Every year in Russia, hundreds of laws are adopted, old laws are reformed and new ones are created. Opinion polls show that there are too many laws and that the quality of many of them is poor. At the same time, progress in law enforcement is scarcely observed.
On April 7, at a plenary session on the development of law, Russian and international experts, along with representatives of key professional associations discussed the factors and mechanisms that contribute to establishing the rule of law in the country.
As noted by Anton Ivanov, Academic Supervisor of HSE’s Faculty of Law, in opening the plenary session, there is the widespread belief that Russian society lacks demand for law. People are preoccupied with everyday problems and are not concerned with legal justice. Only an ambitious minority is interested in the rule of law, so no positive change can take place here. ‘But this is not the case’, said Ivanov. ‘At least half of the working population directly faces various forms of law’. As many as 50% of the population in some areas is familiar with criminal law (they have a criminal record). Matters of civil law are also faced by numerous people in family and labour disputes, as well as in division of property. ‘We are dealing with a concealed but not yet expressed demand for law’, said Ivanov.

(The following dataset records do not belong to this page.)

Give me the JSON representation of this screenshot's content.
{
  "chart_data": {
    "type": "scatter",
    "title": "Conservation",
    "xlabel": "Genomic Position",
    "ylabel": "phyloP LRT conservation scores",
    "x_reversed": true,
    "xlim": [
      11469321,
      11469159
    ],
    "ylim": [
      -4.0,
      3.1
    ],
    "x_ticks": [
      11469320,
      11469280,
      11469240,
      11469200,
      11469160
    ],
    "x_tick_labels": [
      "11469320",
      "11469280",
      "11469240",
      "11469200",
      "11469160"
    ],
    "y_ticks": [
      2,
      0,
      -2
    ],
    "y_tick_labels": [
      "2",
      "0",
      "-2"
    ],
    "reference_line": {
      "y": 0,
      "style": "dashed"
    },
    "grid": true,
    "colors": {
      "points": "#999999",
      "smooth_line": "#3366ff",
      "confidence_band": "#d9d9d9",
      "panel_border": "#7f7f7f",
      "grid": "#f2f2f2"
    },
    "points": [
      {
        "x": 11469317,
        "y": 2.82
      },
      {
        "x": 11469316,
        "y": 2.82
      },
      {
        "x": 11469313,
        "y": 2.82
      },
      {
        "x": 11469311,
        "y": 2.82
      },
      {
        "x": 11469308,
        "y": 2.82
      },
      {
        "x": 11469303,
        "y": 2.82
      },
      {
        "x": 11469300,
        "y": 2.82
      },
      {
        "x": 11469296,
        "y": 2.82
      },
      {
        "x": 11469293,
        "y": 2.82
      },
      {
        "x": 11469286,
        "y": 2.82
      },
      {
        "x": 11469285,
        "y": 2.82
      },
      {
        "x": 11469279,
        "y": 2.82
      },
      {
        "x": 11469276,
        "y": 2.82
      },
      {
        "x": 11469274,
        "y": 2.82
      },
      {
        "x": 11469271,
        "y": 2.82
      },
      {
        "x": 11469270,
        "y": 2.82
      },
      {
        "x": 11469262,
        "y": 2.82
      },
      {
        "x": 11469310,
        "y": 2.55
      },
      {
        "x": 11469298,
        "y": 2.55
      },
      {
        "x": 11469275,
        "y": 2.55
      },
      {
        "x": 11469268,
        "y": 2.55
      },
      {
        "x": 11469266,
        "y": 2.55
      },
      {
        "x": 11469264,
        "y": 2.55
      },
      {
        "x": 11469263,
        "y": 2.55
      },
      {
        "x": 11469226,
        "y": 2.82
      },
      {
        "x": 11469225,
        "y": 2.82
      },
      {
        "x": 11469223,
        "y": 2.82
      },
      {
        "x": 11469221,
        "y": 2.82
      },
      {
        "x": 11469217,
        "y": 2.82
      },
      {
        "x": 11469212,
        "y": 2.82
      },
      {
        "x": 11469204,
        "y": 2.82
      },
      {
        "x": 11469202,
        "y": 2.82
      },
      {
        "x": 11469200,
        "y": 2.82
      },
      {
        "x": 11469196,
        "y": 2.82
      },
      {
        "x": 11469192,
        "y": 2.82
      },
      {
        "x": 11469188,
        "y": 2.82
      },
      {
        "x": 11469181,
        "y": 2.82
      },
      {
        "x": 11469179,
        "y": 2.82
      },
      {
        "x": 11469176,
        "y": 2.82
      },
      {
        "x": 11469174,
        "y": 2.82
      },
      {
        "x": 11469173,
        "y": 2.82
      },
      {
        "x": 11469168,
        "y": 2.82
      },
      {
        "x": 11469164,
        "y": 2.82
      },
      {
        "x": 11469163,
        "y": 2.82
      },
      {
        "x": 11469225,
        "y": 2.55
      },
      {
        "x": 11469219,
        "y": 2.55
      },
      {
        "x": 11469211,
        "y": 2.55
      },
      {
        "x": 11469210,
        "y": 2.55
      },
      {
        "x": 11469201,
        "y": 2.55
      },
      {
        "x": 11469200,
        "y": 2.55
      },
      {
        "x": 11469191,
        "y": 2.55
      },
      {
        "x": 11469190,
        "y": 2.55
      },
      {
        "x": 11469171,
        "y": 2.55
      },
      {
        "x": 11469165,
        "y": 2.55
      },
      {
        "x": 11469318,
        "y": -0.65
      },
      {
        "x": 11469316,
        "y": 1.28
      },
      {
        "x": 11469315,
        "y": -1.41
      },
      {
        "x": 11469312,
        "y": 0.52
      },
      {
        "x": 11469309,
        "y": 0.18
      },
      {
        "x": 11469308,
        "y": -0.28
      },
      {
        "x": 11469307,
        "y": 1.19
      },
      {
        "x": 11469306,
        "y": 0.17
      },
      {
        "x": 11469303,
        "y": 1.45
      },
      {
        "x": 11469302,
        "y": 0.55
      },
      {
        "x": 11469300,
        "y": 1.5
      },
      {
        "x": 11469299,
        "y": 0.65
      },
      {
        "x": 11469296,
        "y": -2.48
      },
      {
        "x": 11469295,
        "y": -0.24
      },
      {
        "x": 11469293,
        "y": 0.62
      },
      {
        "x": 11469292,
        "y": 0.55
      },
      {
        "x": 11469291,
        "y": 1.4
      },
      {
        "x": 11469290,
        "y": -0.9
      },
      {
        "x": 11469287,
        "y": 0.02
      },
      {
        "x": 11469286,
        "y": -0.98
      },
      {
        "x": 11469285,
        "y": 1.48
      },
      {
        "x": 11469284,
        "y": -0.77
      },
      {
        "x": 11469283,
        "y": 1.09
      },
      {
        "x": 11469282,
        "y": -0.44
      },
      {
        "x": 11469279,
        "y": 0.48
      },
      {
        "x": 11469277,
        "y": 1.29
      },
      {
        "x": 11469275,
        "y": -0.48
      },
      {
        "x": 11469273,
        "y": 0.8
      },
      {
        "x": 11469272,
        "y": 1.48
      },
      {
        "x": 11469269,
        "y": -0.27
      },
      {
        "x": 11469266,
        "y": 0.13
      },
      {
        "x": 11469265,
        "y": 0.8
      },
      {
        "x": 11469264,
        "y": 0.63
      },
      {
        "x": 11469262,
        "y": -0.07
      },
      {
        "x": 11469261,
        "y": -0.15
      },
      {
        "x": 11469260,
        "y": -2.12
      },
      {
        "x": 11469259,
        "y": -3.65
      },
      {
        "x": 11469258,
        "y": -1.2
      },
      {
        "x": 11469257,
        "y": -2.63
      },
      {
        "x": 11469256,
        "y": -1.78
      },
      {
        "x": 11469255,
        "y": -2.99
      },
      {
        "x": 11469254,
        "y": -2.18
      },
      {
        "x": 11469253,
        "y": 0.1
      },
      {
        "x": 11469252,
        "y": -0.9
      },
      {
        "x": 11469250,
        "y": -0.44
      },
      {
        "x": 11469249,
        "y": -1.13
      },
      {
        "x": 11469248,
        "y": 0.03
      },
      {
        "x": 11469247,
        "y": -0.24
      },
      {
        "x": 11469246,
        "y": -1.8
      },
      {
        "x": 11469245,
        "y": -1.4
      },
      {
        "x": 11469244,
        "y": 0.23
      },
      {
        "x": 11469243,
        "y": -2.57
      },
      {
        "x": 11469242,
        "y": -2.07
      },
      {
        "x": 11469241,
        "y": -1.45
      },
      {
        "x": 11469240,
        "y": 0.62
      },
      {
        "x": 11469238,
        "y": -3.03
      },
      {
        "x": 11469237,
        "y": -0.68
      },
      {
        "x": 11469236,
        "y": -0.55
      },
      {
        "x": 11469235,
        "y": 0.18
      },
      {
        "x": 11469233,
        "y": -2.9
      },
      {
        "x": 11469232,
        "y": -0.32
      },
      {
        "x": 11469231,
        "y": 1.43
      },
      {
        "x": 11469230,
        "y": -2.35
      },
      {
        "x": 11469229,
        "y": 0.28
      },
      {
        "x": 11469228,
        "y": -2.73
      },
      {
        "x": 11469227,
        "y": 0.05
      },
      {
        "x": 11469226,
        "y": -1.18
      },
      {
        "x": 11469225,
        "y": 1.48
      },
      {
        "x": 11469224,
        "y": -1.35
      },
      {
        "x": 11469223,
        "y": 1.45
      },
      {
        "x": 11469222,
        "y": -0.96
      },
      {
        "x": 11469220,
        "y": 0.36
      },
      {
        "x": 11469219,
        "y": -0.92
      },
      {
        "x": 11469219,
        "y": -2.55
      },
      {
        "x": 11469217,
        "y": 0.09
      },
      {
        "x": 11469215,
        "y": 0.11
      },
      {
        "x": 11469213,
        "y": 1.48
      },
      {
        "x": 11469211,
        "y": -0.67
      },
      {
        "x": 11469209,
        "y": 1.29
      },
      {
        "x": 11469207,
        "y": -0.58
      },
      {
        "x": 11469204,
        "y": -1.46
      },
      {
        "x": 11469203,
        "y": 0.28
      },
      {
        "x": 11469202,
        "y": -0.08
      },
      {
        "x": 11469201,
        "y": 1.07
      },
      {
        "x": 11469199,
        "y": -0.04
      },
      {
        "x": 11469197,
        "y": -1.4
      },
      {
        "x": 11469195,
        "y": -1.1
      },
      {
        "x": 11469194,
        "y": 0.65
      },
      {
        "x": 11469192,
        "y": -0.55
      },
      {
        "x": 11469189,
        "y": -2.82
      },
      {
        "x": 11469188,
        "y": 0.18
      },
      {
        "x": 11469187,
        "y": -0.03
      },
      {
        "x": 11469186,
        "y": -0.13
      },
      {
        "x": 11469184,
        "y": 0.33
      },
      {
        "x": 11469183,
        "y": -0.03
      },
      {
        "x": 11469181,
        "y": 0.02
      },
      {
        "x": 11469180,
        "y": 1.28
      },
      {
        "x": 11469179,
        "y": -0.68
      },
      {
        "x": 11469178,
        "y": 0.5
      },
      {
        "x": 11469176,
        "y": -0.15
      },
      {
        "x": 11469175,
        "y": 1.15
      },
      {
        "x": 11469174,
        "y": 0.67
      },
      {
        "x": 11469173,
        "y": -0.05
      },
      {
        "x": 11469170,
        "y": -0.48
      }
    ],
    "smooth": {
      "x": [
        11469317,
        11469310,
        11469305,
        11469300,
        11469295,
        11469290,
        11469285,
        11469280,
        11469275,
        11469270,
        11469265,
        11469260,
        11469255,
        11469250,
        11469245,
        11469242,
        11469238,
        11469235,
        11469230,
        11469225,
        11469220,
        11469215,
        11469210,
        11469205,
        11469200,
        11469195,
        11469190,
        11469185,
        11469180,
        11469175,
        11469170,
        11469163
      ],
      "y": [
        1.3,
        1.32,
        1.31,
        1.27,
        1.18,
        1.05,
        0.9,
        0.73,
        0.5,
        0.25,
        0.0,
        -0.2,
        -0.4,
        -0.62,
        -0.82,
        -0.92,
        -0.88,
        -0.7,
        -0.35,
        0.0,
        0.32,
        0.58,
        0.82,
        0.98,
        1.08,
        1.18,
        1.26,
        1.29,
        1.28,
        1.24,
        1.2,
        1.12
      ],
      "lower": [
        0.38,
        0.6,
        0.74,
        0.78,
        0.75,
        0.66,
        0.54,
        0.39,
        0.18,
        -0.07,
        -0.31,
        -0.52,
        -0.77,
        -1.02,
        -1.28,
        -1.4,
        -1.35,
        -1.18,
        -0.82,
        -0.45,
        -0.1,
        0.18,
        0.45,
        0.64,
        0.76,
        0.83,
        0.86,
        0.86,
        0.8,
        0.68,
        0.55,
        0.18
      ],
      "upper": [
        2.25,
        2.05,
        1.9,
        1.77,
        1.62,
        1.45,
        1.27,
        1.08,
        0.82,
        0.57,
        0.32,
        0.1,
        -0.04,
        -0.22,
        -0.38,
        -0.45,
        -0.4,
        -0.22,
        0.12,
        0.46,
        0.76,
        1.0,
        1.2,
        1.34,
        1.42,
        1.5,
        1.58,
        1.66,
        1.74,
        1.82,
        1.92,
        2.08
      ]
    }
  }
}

Demand for law consists of three components: equity in law enforcement, certainty, and fair justice. The greatest number of complaints concerns selective enforcement of judgments when similar cases are handled differently. For example, one person may be given a serious prison term, while another may go free for the same crime.
Fair justice requires that jurisprudence identify and take into account all the circumstances of the case and treat similar cases equally.
The lack of civil initiative to protect rights is compensated by the initiative of the state.
Vadim Volkov, Head of the Research Institute for the Rule of Law and Vice Rector at the European University in St. Petersburg, said that most lawsuits come from the Federal Tax Service (22.8% of total), the Pension Fund (4.6%) and utilities organizations (16.7%). High activity on the part of the state in identifying economic crimes is also notable. ‘We are dealing with the mobilization of a patronage system of law’, said Volkov.
It should be noted that 99.5% of cases result in a conviction. At the same time, Yuri Pilipenko, president of the Federal Chamber of Lawyers, noted that judges feel themselves to be a part of the law enforcement system and do not perform their duties properly.
Participants noted tha establishing the rule of law (or at least coming close to it) is not possible without a strong civil initiative. People rather than the state should create demand for law in the country. According to Kathryn Hendley, Professor of Law and Political Science at the University of Wisconsin-Madison, the legal nihilism of society is due to the fact that the people on top do not listen and make laws that are difficult to understand and enforce. ‘Laws must be such that they can be used quickly and easily without instructions and regulations’ she said.
Sergey Pashin, Professor in the HSE Faculty of Law, drew attention to the fact that while juries are a good tool to establish the rule of law in the country, they are currently being eliminated. ‘The right to a jury is at odds with the right of a judge’, he explained. ‘In a jury trial there are twenty times more acquittals’. Jurors require proof of guilt, pay attention to the inaction of lawyers, and question the validity of an investigation and trial if the defendant is tortured. ‘The right to have a jury is a human right, and juries need to be increased rather than eliminated’, he said.Volkov said that using information technologies could get the situation moving in that that they would enable the mobilization of law in society. He gave an example of how people can solve the problem of car parking together with the traffic police in a city. The Spot mobile application helps in recording violations and in submitting them to the traffic police without having to meet with law enforcement agencies or spend considerable time and effort. Already more than 50,000 people are actively using this application.